Un excès d’électricité qui fragilise le système

Ce déséquilibre génère des conséquences majeures. Sur le plan économique, il entraîne des pertes importantes pour les producteurs. Lorsque l’offre dépasse la demande, les prix du marché de gros deviennent négatifs : les producteurs doivent parfois payer pour injecter leur électricité sur le réseau.

L’exportation, qui pourrait sembler une solution, devient elle aussi problématique. Lorsque les pays voisins sont également en situation de surproduction, les producteurs français doivent rémunérer les gestionnaires de réseaux étrangers pour qu’ils acceptent leur électricité. Ce phénomène inverse la logique habituelle, où les exportations représentaient un gain.

Pour éviter que le réseau ne sature, RTE a dû suspendre temporairement la production de plusieurs installations renouvelables. Treize parcs solaires ou éoliens ont ainsi été déconnectés depuis mars 2025. Ces arrêts, coûteux car indemnisés, illustrent la difficulté à réguler un réseau soumis à des pics de production imprévus. RTE estime que ces tensions pourraient durer jusqu’en juin.

Malgré cette abondance, le prix de l’électricité ne baisse pas pour les particuliers : les tarifs sont fixés par contrat sur des périodes longues et ne dépendent pas des prix de marché ponctuels.

Le stockage d’électricité : une fausse solution à court terme

Face à cette surproduction, l’idée de stocker l’électricité semble naturelle. Mais dans les faits, elle reste difficile à mettre en œuvre à l’échelle nationale. L’électricité ne se stocke pas comme d’autres énergies. Les solutions actuelles présentent des limites importantes.

Les batteries industrielles, encore très coûteuses, ne permettent pas de lisser efficacement la production. Les stations de transfert d’énergie par pompage (STEP), qui stockent l’eau en altitude pour produire de l’électricité au moment opportun, ne représentent qu’une capacité de 3 gigawatts. Les installations hydroélectriques, quant à elles, jouent un rôle d’amortisseur, mais ne suffisent pas à gérer des surplus aussi massifs.

À l’heure actuelle, le stockage n’est donc pas une réponse structurelle suffisante pour faire face à la surproduction.

Adapter les usages pour absorber les pics de production

La solution passe par une meilleure coordination entre production et consommation. Pour cela, plusieurs leviers sont en cours de déploiement.

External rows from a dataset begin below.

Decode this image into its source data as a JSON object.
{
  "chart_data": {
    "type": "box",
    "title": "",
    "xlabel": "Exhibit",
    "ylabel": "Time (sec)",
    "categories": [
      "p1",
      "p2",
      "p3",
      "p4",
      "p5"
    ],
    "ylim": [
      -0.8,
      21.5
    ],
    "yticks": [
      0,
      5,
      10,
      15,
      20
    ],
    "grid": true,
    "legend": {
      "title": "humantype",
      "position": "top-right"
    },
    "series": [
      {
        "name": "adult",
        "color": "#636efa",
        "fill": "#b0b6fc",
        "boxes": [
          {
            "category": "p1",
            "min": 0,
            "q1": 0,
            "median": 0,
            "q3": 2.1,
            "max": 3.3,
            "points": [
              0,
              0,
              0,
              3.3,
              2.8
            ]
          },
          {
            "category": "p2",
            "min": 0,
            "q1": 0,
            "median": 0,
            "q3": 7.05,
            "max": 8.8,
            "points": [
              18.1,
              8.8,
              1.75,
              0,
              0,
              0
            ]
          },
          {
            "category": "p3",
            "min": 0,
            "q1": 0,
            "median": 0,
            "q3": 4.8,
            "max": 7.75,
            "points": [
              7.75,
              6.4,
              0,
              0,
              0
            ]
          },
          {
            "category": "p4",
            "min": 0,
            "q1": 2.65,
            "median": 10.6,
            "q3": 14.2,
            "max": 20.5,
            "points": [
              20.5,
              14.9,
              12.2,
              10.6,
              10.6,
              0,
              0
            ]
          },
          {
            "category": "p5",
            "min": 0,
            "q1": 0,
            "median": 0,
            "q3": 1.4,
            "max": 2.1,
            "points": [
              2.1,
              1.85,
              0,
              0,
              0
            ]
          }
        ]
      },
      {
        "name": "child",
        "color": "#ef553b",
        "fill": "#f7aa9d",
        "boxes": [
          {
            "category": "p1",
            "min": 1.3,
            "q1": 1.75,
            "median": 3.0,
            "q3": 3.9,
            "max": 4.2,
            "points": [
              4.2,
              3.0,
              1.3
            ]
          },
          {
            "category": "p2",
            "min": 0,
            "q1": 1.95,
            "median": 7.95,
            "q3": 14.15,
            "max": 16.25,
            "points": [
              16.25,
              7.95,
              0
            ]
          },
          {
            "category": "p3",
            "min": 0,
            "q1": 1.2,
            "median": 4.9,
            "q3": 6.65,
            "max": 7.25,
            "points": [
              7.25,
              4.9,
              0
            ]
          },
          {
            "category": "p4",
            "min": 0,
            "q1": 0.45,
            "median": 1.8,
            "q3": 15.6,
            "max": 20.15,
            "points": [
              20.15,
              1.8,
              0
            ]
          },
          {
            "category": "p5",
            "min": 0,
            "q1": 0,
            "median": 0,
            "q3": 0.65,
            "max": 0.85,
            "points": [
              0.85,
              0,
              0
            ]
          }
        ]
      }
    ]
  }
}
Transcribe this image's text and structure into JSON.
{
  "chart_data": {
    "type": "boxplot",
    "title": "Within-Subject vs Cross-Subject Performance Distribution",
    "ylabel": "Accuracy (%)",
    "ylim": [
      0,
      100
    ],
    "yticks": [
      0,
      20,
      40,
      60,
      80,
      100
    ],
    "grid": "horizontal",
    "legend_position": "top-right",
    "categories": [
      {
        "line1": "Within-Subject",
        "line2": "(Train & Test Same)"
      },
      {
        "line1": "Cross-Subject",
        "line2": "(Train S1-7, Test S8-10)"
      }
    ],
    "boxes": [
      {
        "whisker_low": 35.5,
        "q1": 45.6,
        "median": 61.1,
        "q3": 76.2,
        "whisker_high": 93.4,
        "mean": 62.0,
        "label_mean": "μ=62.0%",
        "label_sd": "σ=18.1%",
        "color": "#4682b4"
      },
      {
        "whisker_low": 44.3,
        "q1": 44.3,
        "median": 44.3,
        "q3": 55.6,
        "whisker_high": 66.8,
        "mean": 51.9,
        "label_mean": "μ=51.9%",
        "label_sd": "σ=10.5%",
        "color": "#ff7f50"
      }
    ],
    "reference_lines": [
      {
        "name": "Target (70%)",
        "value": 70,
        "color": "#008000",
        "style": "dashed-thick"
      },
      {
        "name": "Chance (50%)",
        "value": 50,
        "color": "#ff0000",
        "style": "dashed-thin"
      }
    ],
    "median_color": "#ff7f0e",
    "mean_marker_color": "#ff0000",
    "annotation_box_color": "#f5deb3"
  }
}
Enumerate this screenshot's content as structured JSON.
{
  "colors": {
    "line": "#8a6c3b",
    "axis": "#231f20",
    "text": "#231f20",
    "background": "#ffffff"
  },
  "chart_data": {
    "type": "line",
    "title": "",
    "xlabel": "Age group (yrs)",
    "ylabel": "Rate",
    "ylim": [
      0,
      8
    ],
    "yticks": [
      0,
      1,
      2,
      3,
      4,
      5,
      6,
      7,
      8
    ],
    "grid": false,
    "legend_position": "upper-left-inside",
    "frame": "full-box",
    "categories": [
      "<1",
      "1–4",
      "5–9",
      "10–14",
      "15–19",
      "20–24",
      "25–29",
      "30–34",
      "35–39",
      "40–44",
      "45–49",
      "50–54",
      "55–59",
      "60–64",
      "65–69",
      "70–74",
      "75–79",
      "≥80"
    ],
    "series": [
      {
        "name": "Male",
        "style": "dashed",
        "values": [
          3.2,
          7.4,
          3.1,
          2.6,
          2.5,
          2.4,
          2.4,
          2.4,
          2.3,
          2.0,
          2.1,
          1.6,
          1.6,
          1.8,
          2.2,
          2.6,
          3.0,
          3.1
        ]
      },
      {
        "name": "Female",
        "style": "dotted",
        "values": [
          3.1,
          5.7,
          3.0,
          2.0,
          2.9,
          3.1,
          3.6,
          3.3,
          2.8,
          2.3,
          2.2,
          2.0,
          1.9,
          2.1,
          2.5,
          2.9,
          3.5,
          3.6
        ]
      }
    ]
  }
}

Une réforme des heures pleines et heures creuses est envisagée pour le second semestre 2025. Historiquement positionnées la nuit, ces plages tarifaires réduites pourraient être proposées en partie en journée, notamment entre 11 heures et 17 heures, afin de coïncider avec les pics de production solaire. Cela favoriserait le décalage des usages énergivores (lave-linge, chauffe-eau, recharge de véhicules électriques) vers les moments où l’électricité est disponible en abondance.

En complément, RTE prévoit d’étendre son mécanisme d’ajustement aux parcs solaires et éoliens d’une puissance supérieure à 10 mégawatts. Ce dispositif permet de demander une modulation de la production en temps réel, en fonction de l’état du réseau.

Enfin, producteurs et fournisseurs sont incités à affiner leurs prévisions de production et de consommation. Une meilleure anticipation des déséquilibres permettra de limiter les interventions d’urgence et d’assurer un pilotage plus efficace du réseau.